Şikayetten vazgeçme, şikayetçi olan kişinin şikayetini geri çekmesidir. Ancak bu durum, yalnızca soruşturulması ve kovuşturulması şikayete bağlı suçlar için geçerlidir. Hüküm kesinleşene kadar şikayetten vazgeçilebilir.

Uzlaşma 

Ceza hukukunda uzlaşma, belirli suçlar için uygulanan bir alternatif uyuşmazlık çözüm yöntemidir. Uzlaşma, şüpheli veya sanık ile mağdur veya suçtan zarar gören arasında, tarafsız bir uzlaştırmacının aracılığıyla suçun sonuçlarını gidermeye yönelik bir anlaşmanın sağlanmasıdır.

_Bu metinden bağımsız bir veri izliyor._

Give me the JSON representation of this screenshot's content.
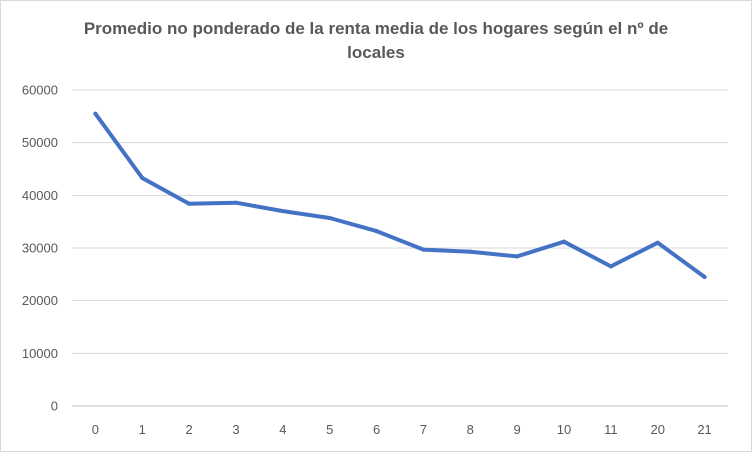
{
  "chart_data": {
    "type": "line",
    "title": "Promedio no ponderado de la renta media de los hogares según el nº de locales",
    "xlabel": "",
    "ylabel": "",
    "categories": [
      "0",
      "1",
      "2",
      "3",
      "4",
      "5",
      "6",
      "7",
      "8",
      "9",
      "10",
      "11",
      "20",
      "21"
    ],
    "series": [
      {
        "values": [
          55500,
          43300,
          38400,
          38600,
          37000,
          35700,
          33200,
          29700,
          29300,
          28400,
          31200,
          26500,
          31000,
          24500
        ],
        "color": "#4472C4"
      }
    ],
    "ylim": [
      0,
      60000
    ],
    "yticks": [
      "0",
      "10000",
      "20000",
      "30000",
      "40000",
      "50000",
      "60000"
    ],
    "grid": true,
    "legend": "none"
  }
}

Uzlaşma, yargılama sürecini kısaltmak, tarafların barışmasını sağlamak ve ceza adaleti sistemini rahatlatmak gibi faydalar sunar. Uzlaşma, yalnızca mağdurun gerçek kişi veya özel hukuk tüzel kişisi olduğu, şikayete bağlı ya da özel kanunlarda uzlaştırmaya izin verilen suçlar için uygulanabilir. Uzlaşma süreci, soruşturma veya kovuşturma aşamasında başlatılabilir. Uzlaşma sağlandığında, ceza soruşturması veya kovuşturması sona erer. Uzlaşma sağlanamadığında ise yargılama devam eder.

Ön Ödeme 

Ön ödeme, kamu davasının açılmasını önlemek veya açılmışsa düşürmek için Cumhuriyet savcısı veya yargıç tarafından önerilen belirli bir miktar paranın şüpheli veya sanık tarafından kabul edilip ödenmesidir.

Türk Ceza Kanunu, iki tür ön ödeme kabul etmiştir: 

  • Kamu davasının açılmasını önleyen ön ödeme, 
  • Kamu davasını düşüren ön ödeme

Kamu Davasının Açılmasını Önleyen Ön Ödeme 

Kamu davasının açılmasını önleyen ön ödeme TCK m.75 ile düzenlenmiştir.

Ön ödeme kapsamında bir suç için Cumhuriyet savcısı, kamu davasını açmadan önce, faile belli bir miktar para cezasını soruşturma giderleriyle birlikte on gün içinde öderse kamu davasının açılmayacağını bildirir ve fail bu ödemeyi süresinde yaparsa hakkında kamu davası açılmaz.

Kamu Davasını Düşüren Ön Ödeme

Kamu davasını düşüren ön ödeme, iki durumda söz konusu olabilir:

  • İşin özel yasa hükümleri gereğince savcılığa gitmeksizin doğrudan mahkemeye intikal etmesi durumunda suçun ön ödemelik bir suç olduğunu anlayan mahkeme sanığa ön ödeme teklifinde bulunur.
  • Dava sırasında eylemin niteliğinin değişmesi sonucu ön ödeme kapsamına giren bir suça dönüşmesi durumunda suçun ön ödemelik bir suç olduğunu anlayan mahkeme sanığa ön ödeme teklifinde bulunur.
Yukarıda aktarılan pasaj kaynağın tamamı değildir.